One crucial scene in Teknolust occurs when Rosetta Stone’s colleague urges her to patent her genetic code so that only she can clone herself. This scene raises the question, can one patent life? This question is especially important in the new millennium as issues dealing with human cloning and concerns about eugenics converge. If one can tamper with genetic code in an attempt to make a “perfect” human being and “improve” the human species, many skeptics fear that this would spur unsavory behavior in which powerful individuals may try to eradicate “undesirable” human groups such as minorities and people with disabilities.

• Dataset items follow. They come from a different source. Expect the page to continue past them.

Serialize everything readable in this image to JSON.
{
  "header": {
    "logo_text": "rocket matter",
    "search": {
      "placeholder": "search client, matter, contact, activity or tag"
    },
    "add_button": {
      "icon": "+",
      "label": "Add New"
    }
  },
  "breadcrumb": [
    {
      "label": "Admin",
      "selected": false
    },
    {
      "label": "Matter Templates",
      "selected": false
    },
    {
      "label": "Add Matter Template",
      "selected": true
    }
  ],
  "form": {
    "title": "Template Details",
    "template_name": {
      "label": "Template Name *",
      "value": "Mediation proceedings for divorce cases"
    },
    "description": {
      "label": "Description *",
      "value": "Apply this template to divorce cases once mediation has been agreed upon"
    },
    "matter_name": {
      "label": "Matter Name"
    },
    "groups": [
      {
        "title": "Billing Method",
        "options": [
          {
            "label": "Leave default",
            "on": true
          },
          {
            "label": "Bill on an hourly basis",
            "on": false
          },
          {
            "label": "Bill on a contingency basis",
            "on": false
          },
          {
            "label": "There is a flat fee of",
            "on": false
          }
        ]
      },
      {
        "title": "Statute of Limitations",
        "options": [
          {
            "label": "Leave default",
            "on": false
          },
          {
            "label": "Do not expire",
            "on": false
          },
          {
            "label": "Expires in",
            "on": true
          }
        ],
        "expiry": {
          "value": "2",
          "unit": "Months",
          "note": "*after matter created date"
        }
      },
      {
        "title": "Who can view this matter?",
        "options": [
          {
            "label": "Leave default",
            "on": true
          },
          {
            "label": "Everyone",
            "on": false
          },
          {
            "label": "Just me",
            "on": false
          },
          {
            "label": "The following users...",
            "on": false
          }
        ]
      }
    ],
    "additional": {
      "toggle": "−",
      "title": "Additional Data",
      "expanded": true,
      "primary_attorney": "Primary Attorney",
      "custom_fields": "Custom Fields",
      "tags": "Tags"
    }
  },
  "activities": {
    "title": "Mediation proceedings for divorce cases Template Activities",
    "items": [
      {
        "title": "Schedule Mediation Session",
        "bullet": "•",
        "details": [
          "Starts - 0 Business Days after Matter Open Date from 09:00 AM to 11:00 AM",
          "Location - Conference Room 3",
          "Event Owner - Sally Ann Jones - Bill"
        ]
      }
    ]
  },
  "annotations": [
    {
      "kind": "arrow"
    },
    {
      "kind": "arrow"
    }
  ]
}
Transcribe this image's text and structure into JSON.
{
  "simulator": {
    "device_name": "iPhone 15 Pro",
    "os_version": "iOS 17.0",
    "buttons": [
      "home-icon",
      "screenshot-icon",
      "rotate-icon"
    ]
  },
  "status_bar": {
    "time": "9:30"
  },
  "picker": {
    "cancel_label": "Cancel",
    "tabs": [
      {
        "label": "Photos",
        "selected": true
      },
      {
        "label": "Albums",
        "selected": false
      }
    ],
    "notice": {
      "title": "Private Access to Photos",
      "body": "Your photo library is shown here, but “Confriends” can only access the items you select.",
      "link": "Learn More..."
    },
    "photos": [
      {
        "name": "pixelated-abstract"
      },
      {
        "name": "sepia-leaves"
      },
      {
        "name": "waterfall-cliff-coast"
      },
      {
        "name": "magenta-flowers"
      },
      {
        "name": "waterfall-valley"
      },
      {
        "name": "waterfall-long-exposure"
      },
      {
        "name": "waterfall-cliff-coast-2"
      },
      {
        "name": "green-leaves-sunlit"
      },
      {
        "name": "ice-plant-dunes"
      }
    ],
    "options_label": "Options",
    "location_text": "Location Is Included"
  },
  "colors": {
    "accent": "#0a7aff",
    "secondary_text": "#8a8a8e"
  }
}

Technological advancement in the 21st century brings these issues to the surface and forces us to reconsider how we should define eugenic behavior as human cloning becomes an imminent possibility.

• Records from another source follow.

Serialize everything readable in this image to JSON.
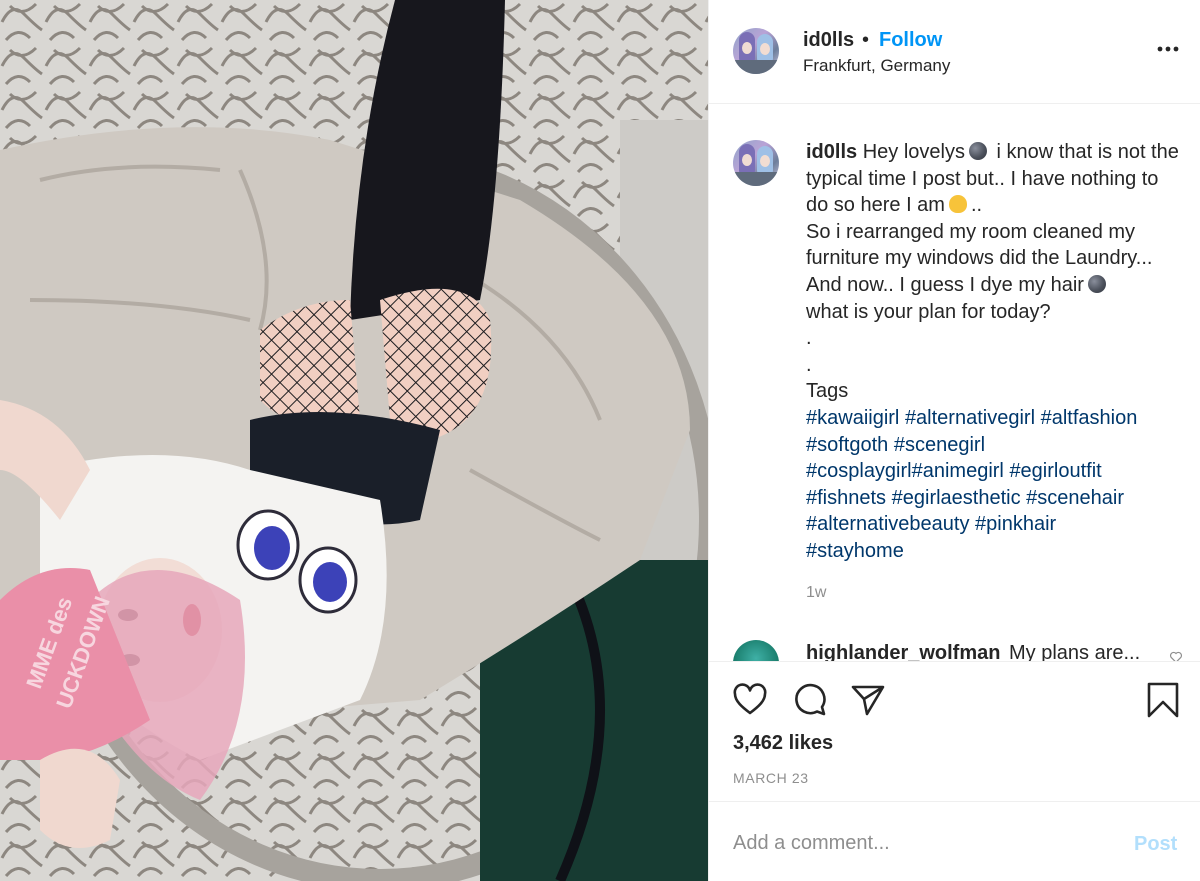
{
  "post": {
    "author": "id0lls",
    "separator": "•",
    "follow_label": "Follow",
    "location": "Frankfurt, Germany",
    "more_icon": "more-options-icon"
  },
  "caption": {
    "username": "id0lls",
    "part1": "Hey lovelys",
    "part2": "i know that is not the typical time I post but.. I have nothing to do so here I am",
    "part3": "..",
    "part4": "So i rearranged my room cleaned my furniture my windows did the Laundry... And now.. I guess I dye my hair",
    "part5": "what is your plan for today?",
    "dot1": ".",
    "dot2": ".",
    "tags_label": "Tags",
    "hashtags": [
      "#kawaiigirl",
      "#alternativegirl",
      "#altfashion",
      "#softgoth",
      "#scenegirl",
      "#cosplaygirl#animegirl",
      "#egirloutfit",
      "#fishnets",
      "#egirlaesthetic",
      "#scenehair",
      "#alternativebeauty",
      "#pinkhair",
      "#stayhome"
    ],
    "time_ago": "1w"
  },
  "next_comment": {
    "username": "highlander_wolfman",
    "text": "My plans are..."
  },
  "actions": {
    "like_icon": "heart-icon",
    "comment_icon": "comment-icon",
    "share_icon": "share-icon",
    "save_icon": "bookmark-icon"
  },
  "likes": "3,462 likes",
  "date": "MARCH 23",
  "add_comment": {
    "placeholder": "Add a comment...",
    "post_label": "Post"
  },
  "colors": {
    "follow_blue": "#0095f6",
    "hashtag_blue": "#00376b",
    "post_disabled": "#b2dffc",
    "muted_text": "#8e8e8e"
  }
}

Another important issue raised in Teknolust is the link between artificial intelligence and human consciousness. Ruby is a clone, yet she forms feelings for another human named Sandy, and builds a romantic relationship with him. Ruby feels complimented when Sandy tells her she seems "human." Ruby's evolving ability to act more and more "real" suggests that imitation is not simply a human phenomenon, but also characterizes behavior between traditionally "non-human" beings; imitative behavior that may eventually allow artificially intelligent beings to pass for humans. Interestingly, Hershman Leeson created a site where you can interact with Ruby and ask her questions (). Though not highly developed, this site clearly demonstrates how machines are not benign and can respond to humans on a somewhat social level. Hershman Leeson’s concentration on the human/machine relationship is critical because just as fears of eugenics and genetic coding have a moral aspect, so too does the consciousness of the clone. Hershman Leeson gives the clones in Teknolust human feelings to demonstrate that artificial intelligence has become highly developed, and will only continue to improve as technology advances. As Stryker highlights, “whoever determines what technologies mean will control not merely the technology market but thought itself.” Hershman Leeson recognizes how scary this proposition is, and does her part to open up the discussion about our relationship to technology in order to demonstrate both its potential and its danger. The film warns us to be careful not to move towards eugenics in our own human population, but by bringing to light the complex issues of cloning, Hershman Leeson also urges us to think critically about the possible treatment of the virtual life forms of the future.
Balsamo, Anne. "Forms of Technological Embodiment: Reading the Body in Contemporary Culture." Body Society 1.215 (1995): 215-37. Print.
Butler, Judith. "Gender Trouble." The Norton Anthology of Theory and Criticism. By Vincent B. Leitch. New York: Norton, 2001. Print.
Stryker, Susan. "Sex and Death Among Cyborgs." Wired. Web. 15 Apr. 2010. Online.